Former New York It Band picks up the pieces and moves on.

  • We Say...

    F. Scott Fitzgerald once famously said that "there are no second acts in American life." But New York isn't America and Walkmen singer Hamilton Leithauser isn't Jay Gatsby, though they share a certain provincial streak. Three members of the Walkmen were once in Jonathan Fire*Eater, a New York It Band that crashed before they even took off. That prior failure weighs on the Walkmen, who sound more mature and business-like than any of their contemporaries. "This'll all go away in a second, buddy," they seem to say. Their music is soft and incredibly kinetic, the omnipresent keyboards buzzing like Magic Fingers and drummer Matt Barrick riding his open hi-hat like it was the last lifeboat on the Titanic. There are four absolute musts on this disc: "Wake Up" ("Taps" for twentysomethings), "The Blizzard of '96" (wind chime-rock), "We've Been Had" (epic/awesome/killer/amazing — take your pick) and the title track (modern R&B vocals, rhythm section cold-rockin' it).

  • They Say...

    Waves of dark, shimmering guitar riffs cascade over you as the Walkmen conjure up ghosts of the Velvet Underground on "They're Winning," the introduction to the band's debut, Everyone Who Pretended to Like Me Is Gone. Made up of three survivors of the industry's one-time "future of rock & roll" band, Jonathan Fire*Eater (organist Walter Martin, guitarist Paul Maroon, and drummer Matt Barrick), along with bassist Peter Bauer and vocalist Hamilton Leithauser, the Walkmen combine the aforementioned group's skewed mod rock minus the major-label polish. Everyone Who Pretended to Like Me Is Gone points at the band's roots -- New York City's late-'70s/early-'80s CBGB's scene.

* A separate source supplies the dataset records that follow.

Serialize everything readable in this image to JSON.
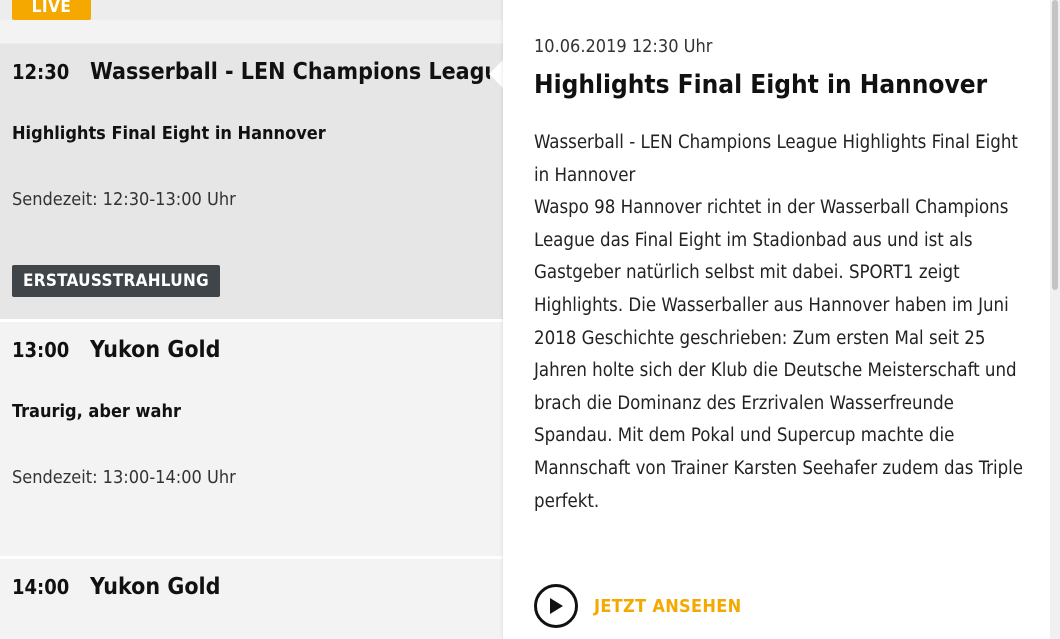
{
  "live_badge": "LIVE",
  "entries": [
    {
      "time": "12:30",
      "title": "Wasserball - LEN Champions League",
      "subtitle": "Highlights Final Eight in Hannover",
      "airtime": "Sendezeit: 12:30-13:00 Uhr",
      "badge": "ERSTAUSSTRAHLUNG"
    },
    {
      "time": "13:00",
      "title": "Yukon Gold",
      "subtitle": "Traurig, aber wahr",
      "airtime": "Sendezeit: 13:00-14:00 Uhr"
    },
    {
      "time": "14:00",
      "title": "Yukon Gold"
    }
  ],
  "detail": {
    "datetime": "10.06.2019 12:30 Uhr",
    "title": "Highlights Final Eight in Hannover",
    "description_line1": "Wasserball - LEN Champions League Highlights Final Eight in Hannover",
    "description_line2": "Waspo 98 Hannover richtet in der Wasserball Champions League das Final Eight im Stadionbad aus und ist als Gastgeber natürlich selbst mit dabei. SPORT1 zeigt Highlights. Die Wasserballer aus Hannover haben im Juni 2018 Geschichte geschrieben: Zum ersten Mal seit 25 Jahren holte sich der Klub die Deutsche Meisterschaft und brach die Dominanz des Erzrivalen Wasserfreunde Spandau. Mit dem Pokal und Supercup machte die Mannschaft von Trainer Karsten Seehafer zudem das Triple perfekt.",
    "watch_label": "JETZT ANSEHEN",
    "watch_icon": "play-circle-icon"
  },
  "colors": {
    "accent": "#f5a800",
    "badge_dark": "#3f4548",
    "active_bg": "#e6e6e6",
    "list_bg": "#f3f3f3"
  }
}
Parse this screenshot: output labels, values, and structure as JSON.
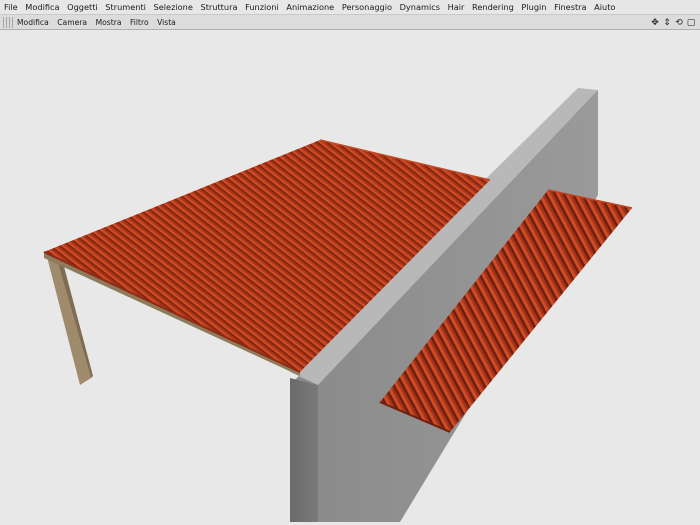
{
  "menu": {
    "items": [
      "File",
      "Modifica",
      "Oggetti",
      "Strumenti",
      "Selezione",
      "Struttura",
      "Funzioni",
      "Animazione",
      "Personaggio",
      "Dynamics",
      "Hair",
      "Rendering",
      "Plugin",
      "Finestra",
      "Aiuto"
    ]
  },
  "view_menu": {
    "items": [
      "Modifica",
      "Camera",
      "Mostra",
      "Filtro",
      "Vista"
    ]
  },
  "nav_icons": [
    "move-icon",
    "zoom-icon",
    "rotate-icon",
    "maximize-icon"
  ],
  "colors": {
    "roof_tile": "#b53a18",
    "wall": "#8e8e8e",
    "post": "#a08a6c",
    "background": "#e8e8e8"
  }
}
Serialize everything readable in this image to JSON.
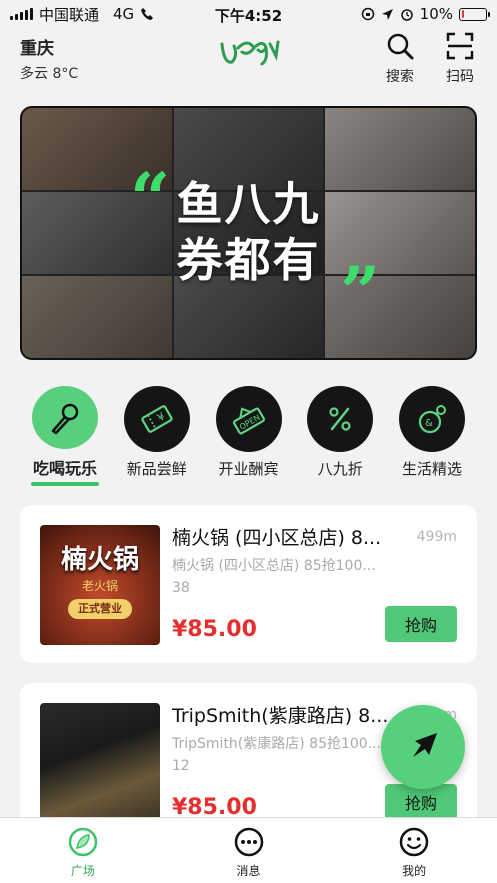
{
  "status_bar": {
    "carrier": "中国联通",
    "network": "4G",
    "time": "下午4:52",
    "battery": "10%",
    "battery_level": 0.1
  },
  "header": {
    "city": "重庆",
    "weather": "多云 8°C",
    "search_label": "搜索",
    "scan_label": "扫码"
  },
  "banner": {
    "line1": "鱼八九",
    "line2": "券都有",
    "open_quote": "“",
    "close_quote": "”"
  },
  "categories": [
    {
      "label": "吃喝玩乐",
      "icon": "microphone-icon",
      "active": true
    },
    {
      "label": "新品尝鲜",
      "icon": "ticket-icon",
      "active": false
    },
    {
      "label": "开业酬宾",
      "icon": "open-sign-icon",
      "active": false
    },
    {
      "label": "八九折",
      "icon": "percent-icon",
      "active": false
    },
    {
      "label": "生活精选",
      "icon": "bag-icon",
      "active": false
    }
  ],
  "deals": [
    {
      "title": "楠火锅 (四小区总店) 8...",
      "distance": "499m",
      "subtitle_line1": "楠火锅 (四小区总店) 85抢100...",
      "subtitle_line2": "38",
      "price": "¥85.00",
      "buy_label": "抢购",
      "image_title": "楠火锅",
      "image_subtitle": "老火锅",
      "image_badge": "正式营业"
    },
    {
      "title": "TripSmith(紫康路店) 8...",
      "distance": "499m",
      "subtitle_line1": "TripSmith(紫康路店) 85抢100...",
      "subtitle_line2": "12",
      "price": "¥85.00",
      "buy_label": "抢购"
    }
  ],
  "tabbar": {
    "tabs": [
      {
        "label": "广场",
        "active": true
      },
      {
        "label": "消息",
        "active": false
      },
      {
        "label": "我的",
        "active": false
      }
    ]
  },
  "colors": {
    "accent_green": "#4fc977",
    "price_red": "#e52e2e"
  }
}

It is not so much that the Walkmen sound like Television or the Talking Heads or Blondie, but that they, like their NYC peers Interpol, the French Kicks, and Radio 4, evoke the gritty, urban energy so well. "Wake Up," previously released on the band's debut EP, is downright eerie as vocalist Hamilton Leithauser moans over the twisting melody. The title track is an intense spiral of space rock with spare but melodramatic string flourishes. "Revenge Wears No Wristwatch" is so stripped that it is propelled almost entirely by the drumbeat. "The Blizzard of '96," "Stop Talking," and the strangely catchy "We've Been Had" chime like a broken music box with an off-kilter, storybook glimmer. What world do these songs come from? Clearly, it is someplace magical -- a Tim Burton dream, a Wim Wenders skyline, maybe a comic book Gotham or manga artist Paul Pope's futuristic curry-scented, Tokyo-ized New York City. But, wherever it is, you'll be drawn into the parallel universe as soon as you push "play."